A right-wing backlash from the defeat of former Donald Trump was always inevitable, but the Texas Legislature has sprinted further into extremism in one 48-hour period than ever before in the state’s history. Specifically, laws passed about guns, abortion access, and voting restrictions have taken Texas into the sort of terrifying territory usually reserved for comic books.
Removing what little gun control exists in Texas was a top priority for Governor Greg Abbott in his state of the state speech earlier this year. Abbott has a precarious political future, with rumors of a possible presidential run in 2024 but also having powerful conservative figures on the right eager to unseat him in 2022. Fighting gun control remains a favorite way for Abbott to stir up his right-wing base even if gun control has the overwhelming support of most Texans.
The ability to carry guns with no license has passed both the House and the Senate and is currently in conference committee for the final version. Abbott has already said that he would sign the bill. For a while, it looked like popular opposition would defeat the measure in the Senate, but it ultimately prevailed. The move is seen as particularly odorous only two years after Texas had two high-profile mass shootings.
The bill has been a priority of the gun lobby for many years, though it’s struggled to win enough support to pass in previous sessions. The specter of a Democratic president enacting even very mild new gun control initiatives supported by the majority of Americans finally gave gun supremacists the emotional charge they needed. The claim for years has been that an armed society is a safer society, but that myth has been thoroughly debunked after analyzing bad data collection practices. It’s telling that permitless carry has only now come this far as part of a reactionary right-wing movement.
Senate Bill 8, which has just passed the House and the Senate, is the greatest restriction on abortion access that Texas has ever seen. The Texas Republican Party has been unhappy that a heartbeat bill was not moving through the Legislature fast enough, leading them to launch a new scorecard judging Republicans for not adequately encroaching on reproductive rights. The threat was apparently successful, as the heartbeat bill has now prevailed.
Even more unsettling, the bill would allow third parties to sue abortion providers for helping someone obtain an abortion in violation of the law, as well as sue people who donate to abortion providers. Under questioning from State Rep. Nicole Collier (D-Fort Worth), lawyers supporting the bill were forced to admit that it would allow rapists to sue their victims for aborting a resulting pregnancy. In the end, an amendment was added and rapists can’t sue their victims, but a friend or relative of them can.
The bill treads an extremely fine line between a legal ban and a near-practical one, something that is almost certainly going to land it before the Supreme Court. With a 6-3 conservative majority, Republicans hope a decision there would allow them to prohibit abortion in the majority of cases where one is sought.

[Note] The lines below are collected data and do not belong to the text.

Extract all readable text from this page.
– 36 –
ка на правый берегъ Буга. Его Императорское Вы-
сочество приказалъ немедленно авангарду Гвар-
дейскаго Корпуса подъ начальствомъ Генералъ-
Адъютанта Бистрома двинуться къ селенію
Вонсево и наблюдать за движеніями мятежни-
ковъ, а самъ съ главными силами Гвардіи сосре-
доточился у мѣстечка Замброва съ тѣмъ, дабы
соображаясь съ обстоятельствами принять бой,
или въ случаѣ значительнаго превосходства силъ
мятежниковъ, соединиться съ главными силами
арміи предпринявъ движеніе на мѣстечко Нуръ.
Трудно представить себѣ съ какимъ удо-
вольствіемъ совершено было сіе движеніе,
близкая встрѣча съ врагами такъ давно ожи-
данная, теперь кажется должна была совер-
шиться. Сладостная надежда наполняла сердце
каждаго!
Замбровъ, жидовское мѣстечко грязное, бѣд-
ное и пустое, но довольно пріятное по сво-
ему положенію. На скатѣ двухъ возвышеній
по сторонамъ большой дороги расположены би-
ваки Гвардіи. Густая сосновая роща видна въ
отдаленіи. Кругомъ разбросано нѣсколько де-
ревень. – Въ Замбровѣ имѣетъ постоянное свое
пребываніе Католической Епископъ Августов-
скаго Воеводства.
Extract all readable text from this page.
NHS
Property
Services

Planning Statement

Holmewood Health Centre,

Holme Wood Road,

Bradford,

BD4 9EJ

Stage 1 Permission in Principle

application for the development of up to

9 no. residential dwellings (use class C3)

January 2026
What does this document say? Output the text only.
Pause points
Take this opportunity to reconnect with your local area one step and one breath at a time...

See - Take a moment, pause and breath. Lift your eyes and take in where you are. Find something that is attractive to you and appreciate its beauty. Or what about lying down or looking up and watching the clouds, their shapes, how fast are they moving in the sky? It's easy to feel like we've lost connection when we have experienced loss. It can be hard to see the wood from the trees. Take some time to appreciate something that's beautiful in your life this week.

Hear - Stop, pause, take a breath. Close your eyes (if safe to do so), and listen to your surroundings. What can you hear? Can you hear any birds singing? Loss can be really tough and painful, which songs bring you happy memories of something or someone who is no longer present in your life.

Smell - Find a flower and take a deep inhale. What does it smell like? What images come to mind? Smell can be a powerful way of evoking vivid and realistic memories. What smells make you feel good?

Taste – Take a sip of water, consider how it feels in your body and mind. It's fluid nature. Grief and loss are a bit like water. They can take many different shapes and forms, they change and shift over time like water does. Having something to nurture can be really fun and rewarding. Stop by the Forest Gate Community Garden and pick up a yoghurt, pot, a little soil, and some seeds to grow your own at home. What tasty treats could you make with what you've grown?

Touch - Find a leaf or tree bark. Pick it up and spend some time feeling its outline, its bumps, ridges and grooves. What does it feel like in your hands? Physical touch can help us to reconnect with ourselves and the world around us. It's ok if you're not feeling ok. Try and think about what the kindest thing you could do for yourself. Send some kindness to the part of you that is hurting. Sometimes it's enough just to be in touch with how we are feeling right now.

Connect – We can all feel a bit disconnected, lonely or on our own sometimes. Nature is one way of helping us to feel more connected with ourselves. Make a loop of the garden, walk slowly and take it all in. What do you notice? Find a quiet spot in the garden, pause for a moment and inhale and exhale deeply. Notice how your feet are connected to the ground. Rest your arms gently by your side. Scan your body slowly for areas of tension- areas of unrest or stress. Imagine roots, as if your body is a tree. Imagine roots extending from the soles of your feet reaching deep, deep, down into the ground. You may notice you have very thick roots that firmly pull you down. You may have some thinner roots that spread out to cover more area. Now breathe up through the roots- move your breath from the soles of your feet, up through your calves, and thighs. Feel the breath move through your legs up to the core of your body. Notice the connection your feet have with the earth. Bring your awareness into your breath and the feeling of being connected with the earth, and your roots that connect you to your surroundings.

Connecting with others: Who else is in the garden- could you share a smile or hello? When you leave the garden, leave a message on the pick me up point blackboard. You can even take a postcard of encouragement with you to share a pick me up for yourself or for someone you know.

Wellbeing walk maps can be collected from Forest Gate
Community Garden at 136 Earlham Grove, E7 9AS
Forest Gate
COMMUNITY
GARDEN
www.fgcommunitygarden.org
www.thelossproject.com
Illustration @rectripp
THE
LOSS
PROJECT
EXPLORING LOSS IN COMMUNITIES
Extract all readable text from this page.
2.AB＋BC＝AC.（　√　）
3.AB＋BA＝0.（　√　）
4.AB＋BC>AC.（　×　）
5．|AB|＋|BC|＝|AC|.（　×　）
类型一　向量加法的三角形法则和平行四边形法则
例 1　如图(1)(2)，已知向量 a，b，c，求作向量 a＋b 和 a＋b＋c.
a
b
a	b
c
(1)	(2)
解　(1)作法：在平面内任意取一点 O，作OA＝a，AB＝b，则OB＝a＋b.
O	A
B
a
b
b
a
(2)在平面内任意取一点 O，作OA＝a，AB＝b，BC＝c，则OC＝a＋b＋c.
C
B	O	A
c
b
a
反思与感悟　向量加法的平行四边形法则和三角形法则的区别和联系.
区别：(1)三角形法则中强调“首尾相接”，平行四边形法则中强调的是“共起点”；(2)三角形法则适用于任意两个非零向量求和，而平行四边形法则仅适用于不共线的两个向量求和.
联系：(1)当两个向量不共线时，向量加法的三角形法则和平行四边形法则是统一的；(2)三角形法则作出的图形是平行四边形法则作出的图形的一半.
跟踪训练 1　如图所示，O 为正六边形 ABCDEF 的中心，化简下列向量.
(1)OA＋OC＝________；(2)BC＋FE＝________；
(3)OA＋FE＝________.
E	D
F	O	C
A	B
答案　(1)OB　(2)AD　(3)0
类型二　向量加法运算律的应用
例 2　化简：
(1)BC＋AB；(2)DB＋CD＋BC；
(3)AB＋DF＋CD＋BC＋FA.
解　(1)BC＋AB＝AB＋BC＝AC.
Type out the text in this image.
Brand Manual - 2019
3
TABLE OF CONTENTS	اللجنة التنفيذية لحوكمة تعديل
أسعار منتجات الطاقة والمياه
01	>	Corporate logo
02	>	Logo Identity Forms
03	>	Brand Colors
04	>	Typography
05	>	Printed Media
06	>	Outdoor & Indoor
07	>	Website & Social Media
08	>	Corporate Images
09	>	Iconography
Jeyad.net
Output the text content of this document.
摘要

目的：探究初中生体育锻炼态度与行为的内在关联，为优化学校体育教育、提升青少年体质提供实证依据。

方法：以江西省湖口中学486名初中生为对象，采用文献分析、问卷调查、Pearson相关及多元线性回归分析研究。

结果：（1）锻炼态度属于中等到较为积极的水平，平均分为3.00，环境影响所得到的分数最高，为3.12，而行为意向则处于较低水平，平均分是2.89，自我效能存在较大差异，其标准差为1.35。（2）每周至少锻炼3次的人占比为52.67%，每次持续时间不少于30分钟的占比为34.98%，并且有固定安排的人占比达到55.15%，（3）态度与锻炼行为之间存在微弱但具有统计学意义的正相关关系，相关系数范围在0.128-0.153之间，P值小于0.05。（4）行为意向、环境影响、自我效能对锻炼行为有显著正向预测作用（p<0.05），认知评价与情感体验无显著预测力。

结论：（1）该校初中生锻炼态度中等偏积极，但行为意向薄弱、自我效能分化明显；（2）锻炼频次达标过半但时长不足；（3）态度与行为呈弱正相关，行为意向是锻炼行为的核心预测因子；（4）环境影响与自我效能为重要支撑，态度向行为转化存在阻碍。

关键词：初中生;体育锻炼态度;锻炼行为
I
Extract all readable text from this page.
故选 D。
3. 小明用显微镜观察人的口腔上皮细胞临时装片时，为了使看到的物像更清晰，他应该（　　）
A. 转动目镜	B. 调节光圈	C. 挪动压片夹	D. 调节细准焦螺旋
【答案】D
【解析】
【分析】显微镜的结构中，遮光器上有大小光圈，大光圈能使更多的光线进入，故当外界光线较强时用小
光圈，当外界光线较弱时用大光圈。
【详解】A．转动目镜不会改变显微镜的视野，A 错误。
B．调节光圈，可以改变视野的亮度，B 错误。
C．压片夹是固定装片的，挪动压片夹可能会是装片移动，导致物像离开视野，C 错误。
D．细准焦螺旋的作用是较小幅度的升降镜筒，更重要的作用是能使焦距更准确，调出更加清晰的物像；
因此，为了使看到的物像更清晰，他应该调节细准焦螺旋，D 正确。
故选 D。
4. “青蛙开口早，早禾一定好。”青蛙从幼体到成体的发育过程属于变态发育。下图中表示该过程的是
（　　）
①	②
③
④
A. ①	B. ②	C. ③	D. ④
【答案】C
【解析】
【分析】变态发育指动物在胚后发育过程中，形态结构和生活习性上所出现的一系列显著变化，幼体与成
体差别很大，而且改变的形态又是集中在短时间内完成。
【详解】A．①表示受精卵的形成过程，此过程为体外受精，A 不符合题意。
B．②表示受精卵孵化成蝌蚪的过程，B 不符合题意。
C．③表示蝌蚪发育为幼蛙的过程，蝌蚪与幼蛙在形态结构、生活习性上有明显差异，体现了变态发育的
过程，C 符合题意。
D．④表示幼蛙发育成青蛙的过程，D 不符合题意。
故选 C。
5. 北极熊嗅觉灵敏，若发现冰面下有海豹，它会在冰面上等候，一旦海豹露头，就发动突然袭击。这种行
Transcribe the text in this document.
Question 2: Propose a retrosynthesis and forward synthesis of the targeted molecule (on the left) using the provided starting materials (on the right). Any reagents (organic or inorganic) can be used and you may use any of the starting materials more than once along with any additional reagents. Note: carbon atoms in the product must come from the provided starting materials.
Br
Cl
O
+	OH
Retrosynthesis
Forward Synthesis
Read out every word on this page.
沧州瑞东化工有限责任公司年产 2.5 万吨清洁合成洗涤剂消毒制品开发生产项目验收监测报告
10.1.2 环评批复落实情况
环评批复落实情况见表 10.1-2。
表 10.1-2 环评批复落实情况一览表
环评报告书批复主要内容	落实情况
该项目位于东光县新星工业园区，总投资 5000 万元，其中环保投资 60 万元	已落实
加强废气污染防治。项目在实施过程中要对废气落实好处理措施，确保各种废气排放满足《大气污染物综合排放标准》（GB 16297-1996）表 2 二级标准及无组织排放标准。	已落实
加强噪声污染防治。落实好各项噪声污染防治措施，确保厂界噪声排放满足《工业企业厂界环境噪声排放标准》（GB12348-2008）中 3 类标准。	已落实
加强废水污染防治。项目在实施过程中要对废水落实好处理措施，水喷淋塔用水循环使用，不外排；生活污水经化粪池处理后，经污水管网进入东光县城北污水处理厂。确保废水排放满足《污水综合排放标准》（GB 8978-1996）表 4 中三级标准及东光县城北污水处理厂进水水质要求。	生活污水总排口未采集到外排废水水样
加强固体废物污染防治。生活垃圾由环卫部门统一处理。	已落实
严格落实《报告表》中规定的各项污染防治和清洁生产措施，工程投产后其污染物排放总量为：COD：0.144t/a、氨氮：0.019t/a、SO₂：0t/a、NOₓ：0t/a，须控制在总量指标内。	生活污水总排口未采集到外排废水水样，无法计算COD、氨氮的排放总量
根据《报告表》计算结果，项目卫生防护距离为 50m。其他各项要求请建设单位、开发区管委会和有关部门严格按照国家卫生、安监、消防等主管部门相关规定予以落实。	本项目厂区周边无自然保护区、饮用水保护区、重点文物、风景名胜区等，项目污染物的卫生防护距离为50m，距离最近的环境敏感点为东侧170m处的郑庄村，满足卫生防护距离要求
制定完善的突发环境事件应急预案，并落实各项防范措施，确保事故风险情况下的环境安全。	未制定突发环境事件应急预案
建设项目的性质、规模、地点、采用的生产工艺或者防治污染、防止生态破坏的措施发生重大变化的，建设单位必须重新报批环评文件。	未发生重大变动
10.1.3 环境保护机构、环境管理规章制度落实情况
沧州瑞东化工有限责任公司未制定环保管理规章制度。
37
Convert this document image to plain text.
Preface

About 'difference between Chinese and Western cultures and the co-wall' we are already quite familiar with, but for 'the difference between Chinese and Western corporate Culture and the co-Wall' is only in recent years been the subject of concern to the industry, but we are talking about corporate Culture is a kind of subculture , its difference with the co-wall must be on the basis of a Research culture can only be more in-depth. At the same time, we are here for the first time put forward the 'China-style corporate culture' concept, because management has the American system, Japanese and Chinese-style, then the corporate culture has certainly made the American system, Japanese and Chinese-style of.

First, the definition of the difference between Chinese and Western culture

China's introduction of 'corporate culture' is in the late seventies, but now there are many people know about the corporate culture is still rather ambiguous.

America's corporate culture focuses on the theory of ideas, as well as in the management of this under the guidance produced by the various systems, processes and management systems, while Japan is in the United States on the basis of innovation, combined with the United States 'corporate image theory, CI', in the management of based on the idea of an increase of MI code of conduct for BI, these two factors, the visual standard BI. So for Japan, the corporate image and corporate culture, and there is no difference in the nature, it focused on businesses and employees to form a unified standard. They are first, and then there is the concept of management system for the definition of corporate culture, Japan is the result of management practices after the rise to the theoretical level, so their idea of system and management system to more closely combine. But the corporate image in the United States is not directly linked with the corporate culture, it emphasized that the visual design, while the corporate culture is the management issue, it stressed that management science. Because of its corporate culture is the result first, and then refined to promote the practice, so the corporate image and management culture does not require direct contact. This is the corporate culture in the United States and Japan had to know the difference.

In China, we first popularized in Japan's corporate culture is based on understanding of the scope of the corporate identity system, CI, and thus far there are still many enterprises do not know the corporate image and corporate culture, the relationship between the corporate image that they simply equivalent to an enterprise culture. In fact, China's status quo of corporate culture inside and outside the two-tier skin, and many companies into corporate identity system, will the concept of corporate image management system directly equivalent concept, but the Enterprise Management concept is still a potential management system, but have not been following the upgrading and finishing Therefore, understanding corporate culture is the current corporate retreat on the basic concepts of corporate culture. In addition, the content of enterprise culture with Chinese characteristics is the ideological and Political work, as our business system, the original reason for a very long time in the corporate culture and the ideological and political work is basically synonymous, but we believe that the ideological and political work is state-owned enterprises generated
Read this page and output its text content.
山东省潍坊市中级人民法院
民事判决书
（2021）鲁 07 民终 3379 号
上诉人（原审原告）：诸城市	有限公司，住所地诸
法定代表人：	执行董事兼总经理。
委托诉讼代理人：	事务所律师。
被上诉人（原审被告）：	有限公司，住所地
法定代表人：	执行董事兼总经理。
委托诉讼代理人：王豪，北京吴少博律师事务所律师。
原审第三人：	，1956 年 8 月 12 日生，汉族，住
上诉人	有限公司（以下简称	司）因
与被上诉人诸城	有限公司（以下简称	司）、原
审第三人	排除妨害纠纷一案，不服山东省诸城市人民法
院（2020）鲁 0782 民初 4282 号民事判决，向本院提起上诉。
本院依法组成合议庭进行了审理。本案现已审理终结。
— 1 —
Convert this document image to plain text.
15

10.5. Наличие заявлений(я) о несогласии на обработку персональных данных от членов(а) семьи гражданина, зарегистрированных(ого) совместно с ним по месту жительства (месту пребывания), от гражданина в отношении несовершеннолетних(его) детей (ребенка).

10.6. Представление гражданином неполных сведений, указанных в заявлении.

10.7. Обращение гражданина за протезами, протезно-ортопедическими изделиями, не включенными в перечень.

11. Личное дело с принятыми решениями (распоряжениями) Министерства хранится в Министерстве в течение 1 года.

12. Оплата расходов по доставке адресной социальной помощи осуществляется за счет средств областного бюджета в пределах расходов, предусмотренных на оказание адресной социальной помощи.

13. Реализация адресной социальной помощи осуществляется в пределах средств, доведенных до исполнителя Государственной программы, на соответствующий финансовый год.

More than 200 doctors have sent a letter to state lawmakers saying the bill was a bad idea that places physicians at risk of frivolous lawsuits and endangers healthcare in the state.
“Regardless of our personal beliefs about abortion, as licensed physicians in Texas, we implore you to not weaponize the judicial branch against us to make a political point,” the letter reads. Unfortunately, it looks like these lawmakers are happy to risk the lives and health of Texans for political gain.
Perhaps the most frightening of the extreme right-wing moves has been Republicans’ attempt to disenfranchise as many voters as possible. The omnibus bill of voting access restrictions has already passed the House after a very contentious session and looks like it may even be rewritten behind closed doors before final passage. What is already known in the bill is frightening enough, including severe restrictions on the number of voting machines at locations that will disproportionately affect cities; limits on who can vote by mail, help someone vote by mail, or even send out applications to vote by mail; penalties for poll workers who admonish partisan poll watchers; and the constricting of hours a voting location can be open.
The discriminatory nature of the bill, which would mostly target the poor, the disabled, ethnic minorities, and other voting blocs that tend to be liberal, was highlighted in a now-famous exchange between State Rep. Rafael Anchía (D-Dallas) and the bill’s champion, State Rep. Briscoe Cain (R-Webster). Anchía pointed out that the bill referred to the “purity” of the ballot box, a phrase that entered the Texas legal lexicon shortly after women’s suffrage as a way to keep Blacks from casting ballots. Cain claimed to not be aware of the history of the phrase.
The anti-voting rights bill has the potential to affect most Texans directly, making the already Republican-dominated state even harder to challenge through franchise. With most of the high state leadership up for re-election in 2022, the law is likely to shield Abbott and others from any sort of rebuttal to their current actions.